Across the country there are a number of effective organizations that provide student support services. However, my comments will focus on the work of Communities In Schools as an effective, sustainable and scalable national example of a successful integrated student support model. After 33 years, Communities In Schools knows that integrating student services will ensure children are ready for that effective teacher, so that even the most economically challenged students in America have a shot at the American Dream.
The evidence supports this conclusion. This year, Communities In Schools is completing a five-year independent evaluation of its integrated student services model. ICF International, the esteemed research organization that manages the evidence reviews for the dropout prevention section of Department of Education’s What Works Clearinghouse, conducted an analysis of our integrated student service programs. The results are very compelling: according to ICF, these programs reduce the dropout rate, increase graduation rates, and increase 4th and 8th grade math and reading proficiency scores. It is important to reiterate that these results are drawn from many of the poorest schools in America.

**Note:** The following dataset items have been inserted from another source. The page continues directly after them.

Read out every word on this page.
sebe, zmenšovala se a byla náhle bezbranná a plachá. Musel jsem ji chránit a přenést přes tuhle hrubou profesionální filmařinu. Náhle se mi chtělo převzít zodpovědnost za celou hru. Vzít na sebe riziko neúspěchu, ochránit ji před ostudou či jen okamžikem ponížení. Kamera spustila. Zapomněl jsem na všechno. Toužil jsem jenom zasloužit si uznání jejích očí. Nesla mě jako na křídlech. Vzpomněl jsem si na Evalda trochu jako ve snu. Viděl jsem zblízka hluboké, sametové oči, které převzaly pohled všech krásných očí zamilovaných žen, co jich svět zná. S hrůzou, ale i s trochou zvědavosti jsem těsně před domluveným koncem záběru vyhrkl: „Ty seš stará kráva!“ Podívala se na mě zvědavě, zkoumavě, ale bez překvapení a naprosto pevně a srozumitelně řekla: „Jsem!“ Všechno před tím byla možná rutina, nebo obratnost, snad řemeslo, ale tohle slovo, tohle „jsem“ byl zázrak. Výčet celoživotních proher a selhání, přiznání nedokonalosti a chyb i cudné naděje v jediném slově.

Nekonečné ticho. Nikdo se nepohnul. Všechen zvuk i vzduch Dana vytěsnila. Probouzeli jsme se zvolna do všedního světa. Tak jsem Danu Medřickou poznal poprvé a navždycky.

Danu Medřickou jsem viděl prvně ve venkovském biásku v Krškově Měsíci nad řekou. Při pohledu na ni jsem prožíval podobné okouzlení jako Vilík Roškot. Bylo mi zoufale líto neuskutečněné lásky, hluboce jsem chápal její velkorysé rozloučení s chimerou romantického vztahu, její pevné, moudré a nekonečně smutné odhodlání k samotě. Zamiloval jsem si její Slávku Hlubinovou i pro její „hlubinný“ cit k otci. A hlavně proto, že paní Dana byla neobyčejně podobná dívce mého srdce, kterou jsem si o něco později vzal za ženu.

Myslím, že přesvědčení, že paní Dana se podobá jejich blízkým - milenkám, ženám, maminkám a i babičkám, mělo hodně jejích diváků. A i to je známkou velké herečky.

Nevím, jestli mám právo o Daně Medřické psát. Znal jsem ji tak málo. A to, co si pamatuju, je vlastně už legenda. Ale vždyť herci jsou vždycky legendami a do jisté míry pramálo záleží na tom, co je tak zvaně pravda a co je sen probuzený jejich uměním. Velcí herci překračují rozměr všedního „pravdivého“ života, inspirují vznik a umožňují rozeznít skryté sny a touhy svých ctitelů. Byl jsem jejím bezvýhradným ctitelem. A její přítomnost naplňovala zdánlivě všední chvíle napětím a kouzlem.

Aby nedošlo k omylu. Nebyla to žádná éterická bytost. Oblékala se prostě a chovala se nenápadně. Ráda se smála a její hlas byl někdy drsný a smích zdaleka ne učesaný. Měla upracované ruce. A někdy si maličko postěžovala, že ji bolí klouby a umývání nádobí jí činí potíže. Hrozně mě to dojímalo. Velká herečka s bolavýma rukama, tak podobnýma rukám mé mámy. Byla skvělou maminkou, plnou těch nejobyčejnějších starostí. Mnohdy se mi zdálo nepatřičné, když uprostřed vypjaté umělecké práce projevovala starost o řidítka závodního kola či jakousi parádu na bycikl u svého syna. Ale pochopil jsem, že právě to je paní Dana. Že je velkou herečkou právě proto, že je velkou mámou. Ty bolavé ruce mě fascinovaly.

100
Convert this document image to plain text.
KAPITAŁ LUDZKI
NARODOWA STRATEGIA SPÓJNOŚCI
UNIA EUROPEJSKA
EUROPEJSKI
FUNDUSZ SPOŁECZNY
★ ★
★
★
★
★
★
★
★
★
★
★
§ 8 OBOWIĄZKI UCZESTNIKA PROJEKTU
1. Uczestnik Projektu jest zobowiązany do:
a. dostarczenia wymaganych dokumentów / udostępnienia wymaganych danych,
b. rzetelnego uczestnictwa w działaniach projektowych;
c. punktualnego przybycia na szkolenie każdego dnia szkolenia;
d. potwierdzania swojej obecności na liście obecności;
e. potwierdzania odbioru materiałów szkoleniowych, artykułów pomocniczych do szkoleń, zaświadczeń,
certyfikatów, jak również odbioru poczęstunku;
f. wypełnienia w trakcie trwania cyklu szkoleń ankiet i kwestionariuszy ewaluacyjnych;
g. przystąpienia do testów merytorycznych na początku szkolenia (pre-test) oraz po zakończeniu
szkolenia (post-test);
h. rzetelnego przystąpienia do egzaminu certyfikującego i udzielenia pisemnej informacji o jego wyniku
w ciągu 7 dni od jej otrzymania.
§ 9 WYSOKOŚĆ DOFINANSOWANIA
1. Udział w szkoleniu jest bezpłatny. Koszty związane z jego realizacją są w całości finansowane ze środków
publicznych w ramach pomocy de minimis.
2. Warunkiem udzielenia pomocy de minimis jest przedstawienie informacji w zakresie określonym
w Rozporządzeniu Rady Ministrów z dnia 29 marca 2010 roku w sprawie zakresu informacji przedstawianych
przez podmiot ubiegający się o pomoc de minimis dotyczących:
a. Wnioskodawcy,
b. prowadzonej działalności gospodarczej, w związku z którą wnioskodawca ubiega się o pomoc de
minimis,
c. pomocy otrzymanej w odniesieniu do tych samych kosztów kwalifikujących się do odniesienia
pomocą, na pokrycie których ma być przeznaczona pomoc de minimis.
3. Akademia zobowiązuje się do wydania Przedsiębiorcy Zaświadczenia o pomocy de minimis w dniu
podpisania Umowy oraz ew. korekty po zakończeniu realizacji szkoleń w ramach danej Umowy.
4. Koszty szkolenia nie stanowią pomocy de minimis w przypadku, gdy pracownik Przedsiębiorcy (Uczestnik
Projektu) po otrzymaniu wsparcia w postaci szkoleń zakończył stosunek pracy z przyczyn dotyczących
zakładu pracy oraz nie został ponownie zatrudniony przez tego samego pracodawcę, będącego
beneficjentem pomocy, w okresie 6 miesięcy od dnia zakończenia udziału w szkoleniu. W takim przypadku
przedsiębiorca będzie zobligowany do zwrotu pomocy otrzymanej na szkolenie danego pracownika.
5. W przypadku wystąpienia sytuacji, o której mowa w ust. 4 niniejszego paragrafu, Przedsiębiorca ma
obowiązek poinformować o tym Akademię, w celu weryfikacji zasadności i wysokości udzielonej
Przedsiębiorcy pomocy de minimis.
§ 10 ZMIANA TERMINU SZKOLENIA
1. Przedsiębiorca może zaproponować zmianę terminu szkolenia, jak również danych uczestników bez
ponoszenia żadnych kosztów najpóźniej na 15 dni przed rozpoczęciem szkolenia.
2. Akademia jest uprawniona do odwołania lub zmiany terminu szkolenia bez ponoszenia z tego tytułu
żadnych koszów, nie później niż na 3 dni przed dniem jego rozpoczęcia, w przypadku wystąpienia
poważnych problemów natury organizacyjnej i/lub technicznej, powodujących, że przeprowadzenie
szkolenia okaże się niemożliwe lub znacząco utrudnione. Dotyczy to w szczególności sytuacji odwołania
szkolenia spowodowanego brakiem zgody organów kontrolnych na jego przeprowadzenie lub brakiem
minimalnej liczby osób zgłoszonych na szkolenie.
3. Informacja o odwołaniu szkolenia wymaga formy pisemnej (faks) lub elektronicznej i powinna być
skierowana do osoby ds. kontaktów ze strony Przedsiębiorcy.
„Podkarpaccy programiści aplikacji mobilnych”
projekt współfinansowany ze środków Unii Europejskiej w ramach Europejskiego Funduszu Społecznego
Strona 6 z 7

As an organization, Communities In Schools has grown its work from serving 100 students in one school to serving more than 1.3 million students in 3,300 schools, because integrated student services programs work and remain affordable to schools and communities. Over the long term, integrated student services generate substantial savings. With an average cost of less than $200 per student, covering a student from K-12 would cost $2600. Compare that to the roughly $260,000 a high school dropout is estimated to cost society in the form of lost income and taxes, higher use of social services and increased likelihood of criminal justice costs.
Our model adapts effectively to serve a wide range of communities in America. Operating in thousands of rural and urban school districts alike, CIS demonstrates that integrated student services is a transferable school reform strategy.
As the Committee considers the reauthorization of the Elementary and Secondary Education Act, we encourage you to include integrated student services as an essential element of these reforms. The federal government has a long history of driving effective reform at the state and local levels, often seeking to expand educational opportunities for some of our most vulnerable students. Including the Keeping PACE Act as part of the reauthorization is the next most important step in this evolution. By aligning integrated student services with school improvement, turnaround and reform strategies we will ensure that the American Dream remains within reach for our nation’s poorest youth.
The Keeping PACE Act has been co-sponsored by a group of 25 legislators and endorsed by 40 leading education, health and community organizations, all of whom have a stake in the success of our nation’s young people. As you work to reauthorize the Elementary and Secondary Education Act, we urge you to include comprehensive services, as an element of school transformation in order to achieve the objectives of that landmark legislation and ensure every child has equal access to an excellent education.
Thank you for your time and I look forward to answering any of your questions.